I recently read Michael Brooks’ book Thirteen Things That Don’t Make Sense which delves into a diverse set of scientific subjects from some very specific unexplained phenomena (eg. ‘The Pioneer Anomaly’, The Wow! Signal), to some very broad scientific concepts that really lack strong models or explanations (eg. Sex, Free Will, Life).
- The Missing Universe
- The Pioneer Anomaly
- Varying Constants
- Cold Fusion
- The Wow! Signal
- A Giant Virus
- Free Will
- The Placebo Effect
The underlying message of the book is that these failures are great boons to scientific exploration and progress. It is a powerful antidote to any complacent person who thinks that science has already discovered everything of significance.
“There is something inspiring about this – and any – anomaly. When Thomas Kuhn wrote ‘The Structure of Scientific Revolutions’ in the early 1960s, he wanted examine the history of science for clues to the nature of discovery. The clues led him to invent the term – now a cliché – ‘paradigm shift’. Scientists work with one set of ideas how the world is. Everything they do, be it experimental or theoretical work, is informed by, and frames within, then set of ideas. There will be some evidence that doesn’t fit, however. At first, that evidence will be ignored or sabotaged. Eventually, though, the anomalies will pile up so high they simply cannot be ignored. Then comes crisis. Crisis, Kuhn said, is soon followed by the paradigm shift in which everyone gains a radically new way of looking at the world. Thus were conceived ideas like relativity, quantum theory, and the theory of plate tectonics.”

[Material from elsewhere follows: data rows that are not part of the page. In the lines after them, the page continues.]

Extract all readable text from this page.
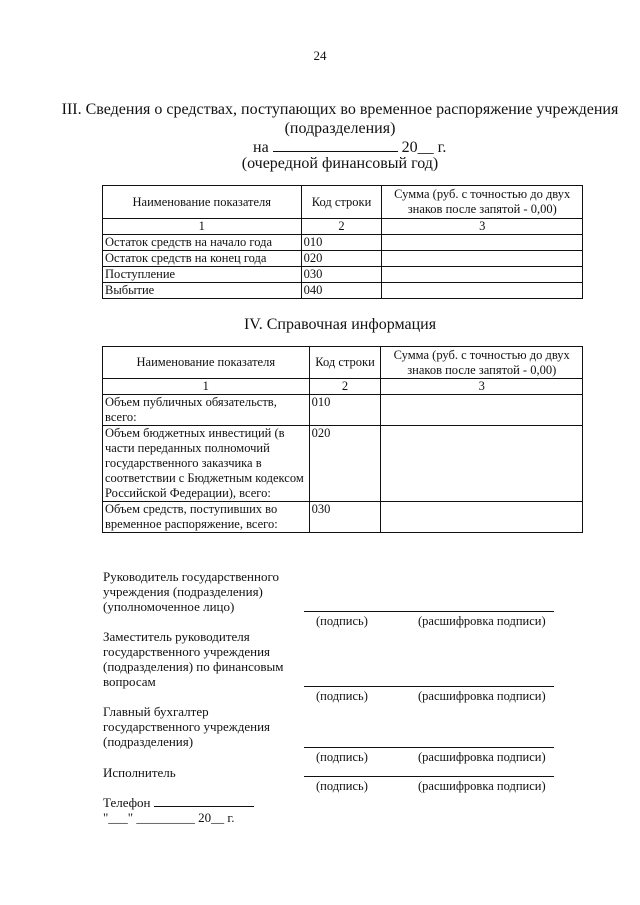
24
III. Сведения о средствах, поступающих во временное распоряжение учреждения
(подразделения)
на	20__ г.
(очередной финансовый год)
Наименование показателя	Код строки	Сумма (руб. с точностью до двух знаков после запятой - 0,00)
1	2	3
Остаток средств на начало года	010	
Остаток средств на конец года	020	
Поступление	030	
Выбытие	040	
IV. Справочная информация
Наименование показателя	Код строки	Сумма (руб. с точностью до двух знаков после запятой - 0,00)
1	2	3
Объем публичных обязательств, всего:	010	
Объем бюджетных инвестиций (в части переданных полномочий государственного заказчика в соответствии с Бюджетным кодексом Российской Федерации), всего:	020	
Объем средств, поступивших во временное распоряжение, всего:	030	
Руководитель государственного учреждения (подразделения) (уполномоченное лицо)
(подпись)	(расшифровка подписи)
Заместитель руководителя государственного учреждения (подразделения) по финансовым вопросам
(подпись)	(расшифровка подписи)
Главный бухгалтер государственного учреждения (подразделения)
(подпись)	(расшифровка подписи)
Исполнитель
(подпись)	(расшифровка подписи)
Телефон
"___" _________ 20__ г.
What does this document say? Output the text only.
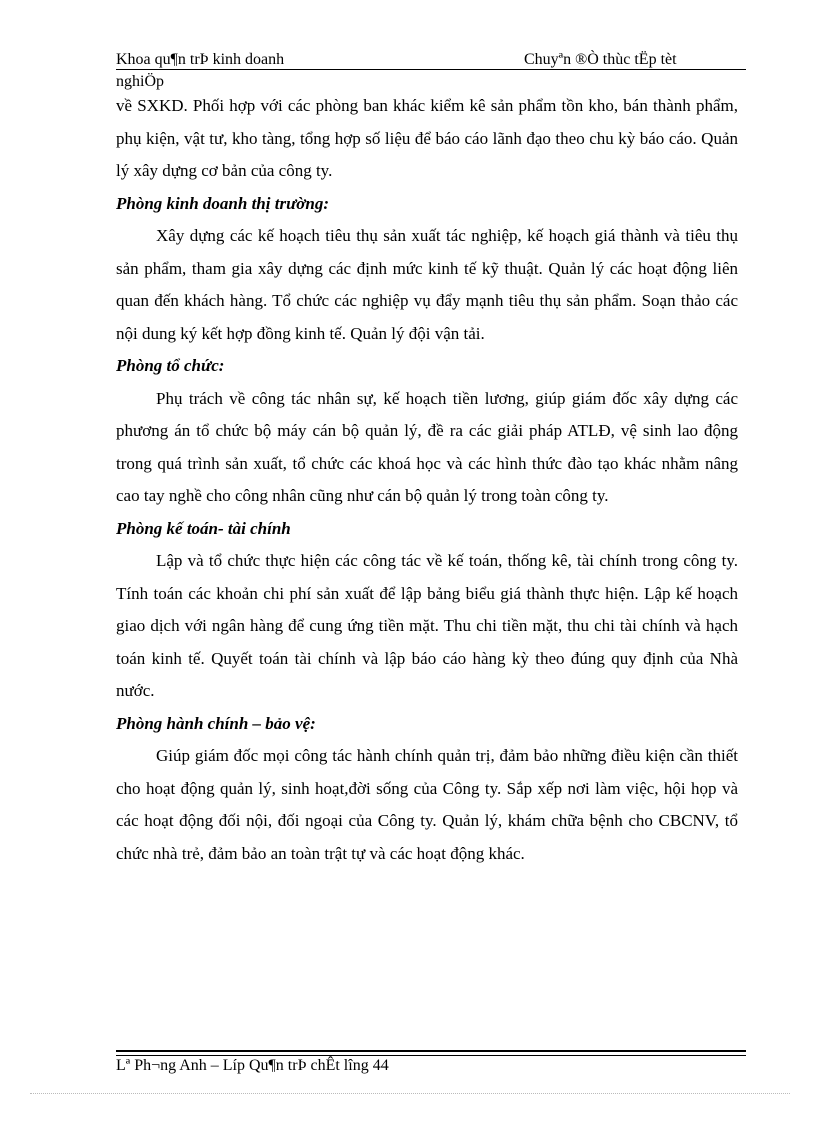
Khoa qu¶n trÞ kinh doanh	Chuyªn ®Ò thùc tËp tèt
nghiÖp

về SXKD. Phối hợp với các phòng ban khác kiểm kê sản phẩm tồn kho, bán thành phẩm, phụ kiện, vật tư, kho tàng, tổng hợp số liệu để báo cáo lãnh đạo theo chu kỳ báo cáo. Quản lý xây dựng cơ bản của công ty.

Phòng kinh doanh thị trường:

Xây dựng các kế hoạch tiêu thụ sản xuất tác nghiệp, kế hoạch giá thành và tiêu thụ sản phẩm, tham gia xây dựng các định mức kinh tế kỹ thuật. Quản lý các hoạt động liên quan đến khách hàng. Tổ chức các nghiệp vụ đẩy mạnh tiêu thụ sản phẩm. Soạn thảo các nội dung ký kết hợp đồng kinh tế. Quản lý đội vận tải.

Phòng tổ chức:

Phụ trách về công tác nhân sự, kế hoạch tiền lương, giúp giám đốc xây dựng các phương án tổ chức bộ máy cán bộ quản lý, đề ra các giải pháp ATLĐ, vệ sinh lao động trong quá trình sản xuất, tổ chức các khoá học và các hình thức đào tạo khác nhằm nâng cao tay nghề cho công nhân cũng như cán bộ quản lý trong toàn công ty.

Phòng kế toán- tài chính

Lập và tổ chức thực hiện các công tác về kế toán, thống kê, tài chính trong công ty. Tính toán các khoản chi phí sản xuất để lập bảng biểu giá thành thực hiện. Lập kế hoạch giao dịch với ngân hàng để cung ứng tiền mặt. Thu chi tiền mặt, thu chi tài chính và hạch toán kinh tế. Quyết toán tài chính và lập báo cáo hàng kỳ theo đúng quy định của Nhà nước.

Phòng hành chính – bảo vệ:

Giúp giám đốc mọi công tác hành chính quản trị, đảm bảo những điều kiện cần thiết cho hoạt động quản lý, sinh hoạt,đời sống của Công ty. Sắp xếp nơi làm việc, hội họp và các hoạt động đối nội, đối ngoại của Công ty. Quản lý, khám chữa bệnh cho CBCNV, tổ chức nhà trẻ, đảm bảo an toàn trật tự và các hoạt động khác.

Lª Ph¬ng Anh – Líp Qu¶n trÞ chÊt lîng 44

“Admitting that you’re stuck doesn’t come easily to scientists; they have lost the habit of recognizing it as the first step on a new and exciting path. But once you’ve done it, and enrolled your colleagues in helping resolve the sticky issue rather that proudly having them ignore it, you can continue with your journey. In science, being stuck can be a sign that you are about to make a great leap forward. The things that don’t make sense are, in some ways, the only things that matter.”